As one could expect, for $v/\omega<1$ the dog doesn't catch the goose. For $v/\omega>1$ dog's path is very similar to the one shown above for $v/\omega=1$, and numerical solutions show that the dog arrives at $G$ in a finite time (which is quite obvious). For $v/\omega=1$ I expect the dog doesn't arrive there in a finite time, but that is hard to tell from a numerical solution.

In that case, we can try to compute directly the time taken by the dog to catch the goose, based on the evidence that the last part of dog's path, for $v/\omega=1$, is very near to the halting-points circle.
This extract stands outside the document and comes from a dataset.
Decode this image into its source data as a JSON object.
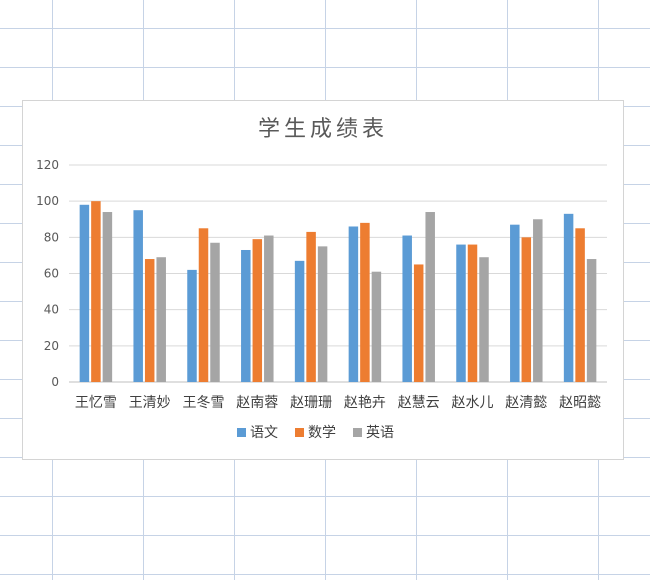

If $s$ is the distance $DG$, we know from the above discussion that if $D$ is on that circle then dog's velocity is directed towards $G$ and its magnitude is given by $v-\omega d=v\big(1-\sqrt{1-s^2}\big)$. It follows that $$ {ds\over dt}=-v\big(1-\sqrt{1-s^2}\big), $$ and the time $t_0$ taken to travel a final length $s_0$ is then $$ t_0=\int_0^{t_0}dt=-{1\over v}\int_{s_0}^0{ds\over\big(1-\sqrt{1-s^2}\big)}. $$ But the last integral is divergent, so we can safely conclude that if $v/\omega=1$ the dog won't catch the goose.

EDIT.

The equations of motion become particularly simple if rewritten in polar coordinates centered at $G=(1,0)$. Defining: $$ 1-x=r\cos\theta,\quad -y=r\sin\theta, $$ we obtain: $$ \begin{align} &{dr\over dt}=-v+\omega\sin\theta,\\ &{d\theta\over dt}=-\omega +{\omega\over r}\cos\theta.\\ \end{align} $$ By dividing the first equation by the second, one gets a single equation for the path: $$ {dr\over d\theta}={c-\sin\theta\over 1-(1/r)\cos\theta}, \quad\hbox{where:}\quad c={v\over \omega}. $$ This equation, with the initial condition $r(0)=1$, gives dog's path in the rotating frame.